Pakistan faces 'womanless' future

SKEWED GENDER RATIO: As a result of sex-selective abortions, there are 105.7 boys born for every 100 girls in Pakistan.


    Jul 02, 2015

    Pakistan faces 'womanless' future

    NEARLY every woman in Pakistan has witnessed or experienced it herself. A woman, an aunt or a sister becomes pregnant. If she has daughters, or even if she does not, the hope is for a boy. From the prayers of old ladies bestowed on the woman to the vocalised aspirations of all relatives, the hope, the desire, the goal is for a boy.

    For all but a few families, therefore, the birth of a girl is a loss.

    Given the dynamics of shame in the country, some cover this up with forced smiles and platitudes; others visibly mourn and mope. The numbers testify to the reality: 105.7 boys born for every 100 girls.

    In parts of the world where such prejudice does not exist, the natural ratio, so to speak, is usually about 50:50. Expanded into millions, it becomes a huge gap between men and women.

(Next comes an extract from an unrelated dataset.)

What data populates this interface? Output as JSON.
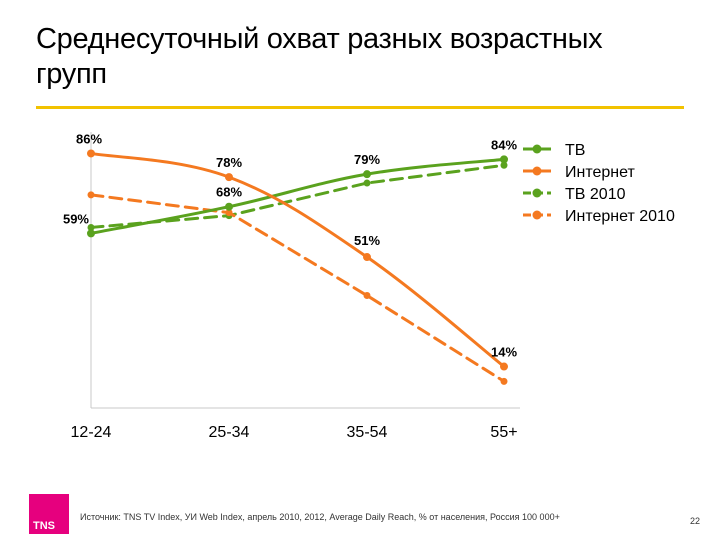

    It was only a matter of time before technology was put into the service of patriarchy. According to the Population Research Institute, which calls itself a non-profit research group and collects data on sex-selective abortion, over 1.2 million female foetuses were aborted in Pakistan between 2000 and last year. The yearly average of sex-selective abortions is 116,384.

    The numbers are reportedly trumped only by China and India, both of which have significantly larger populations than Pakistan, and they see around 800,000 and 600,000 sex-selective abortions respectively every year. The figures are calculated using census numbers and life expectancy, and then projecting the natural ratio and noting the disparity between what should be and what is.

    These estimates may be surprising to some, at least in this sort of public presentation. Reproductive health is in itself a loaded issue in Pakistan, where fertility and a woman's ability to give birth - and give birth to a son - have huge impact on the quality of her life.

    In private, reproductive healthcare professionals tell of the onerous professional decisions they face when confronted with infertility issues. Women, afraid of losing their marriages, will often beg their doctors to keep information from their in-laws. In sum, the issue of a woman's ability to bear children is a fraught one.

    With so much riding on the ability and possibility of a woman bearing a child, it is unsurprising that, even in educated families, misinformation and secrecy reign.

    Abortion for any reason is a taboo subject, with no statistics available as to who, why or when abortions are necessitated and what sort of care is available to women who have them.

    Given the rest of Pakistan's dismal numbers on maternal health (the majority of poor women have virtually no access to healthcare) and the deplorable mix of coercion and abuse that hounds most women, it can safely be assumed that most who undergo abortions do so in secrecy, with a good number perishing in the process. Life in general is cheap in Pakistan, and women's lives even cheaper.

    Numbers, however, do not lie. Sex-selective abortions, where parents discover the gender of a foetus and then abort it, are obviously happening in Pakistan and at a rate higher than in Vietnam, Malaysia, Azerbaijan and elsewhere.




    Nor is there any hope, it seems. With girls being married off at younger ages (half of married women between the ages of 20 and 24 were married before they were even 18), little training for those providing reproductive health services, and coercive in-laws and husbands wanting sons at any cost, the number of these abortions will most likely rise.

    The high cost of raising children, expected only to get higher, is likely to facilitate its popularity; the country's increasingly urban character will add to it. After all, boys are investments with rates of return; girls, we are told, are always liabilities.

    Normally, the ever-vigilant religious vanguard of Pakistani society would rise up and rant against the killing of the unborn; but patriarchy, it seems, silences even the most pious and the issue of saving unborn girls does not appear on their agenda.

    Should we feel sorry for the 1.2 million gone girls of Pakistan, the ones who were killed before they ever had a chance to live? Instinct and empathy would say yes; a chance at life is, after all, a chance at change, at making something of oneself, at a future. This sort of wish, however, aligns poorly with the realities of Pakistani society.

    As a large number of Pakistan's unborn girls continue to be eliminated soon after they make their first appearances on an ultrasound monitor, as the number of gone girls rises from the hundreds of thousands a year to the millions, the men may notice.




    Future generations could see a Pakistan transformed from one where women are increasingly banished and invisible, to one where women are simply not there any more.

    If the level of misogyny regularly witnessed in the pages of newspapers, the murders and kidnappings, the discrimination and abuse are any indication, then it seems that the numbers of women could dwindle further.

    This "womanless" world, one that the country's men seem to want to create, by harassing and constraining, banning and eliminating, raping and disrespecting, would be a good fate for them.

    Those who plan and plot and kill girls before they are born, who imagine their hushed act as having no consequences, would face the collective catastrophe brought on by a million others who thought the same.

    In the meantime, many unborn girls of Pakistan are at risk or probably, gone girls.


    The writer is an attorney teaching constitutional law and political philosophy.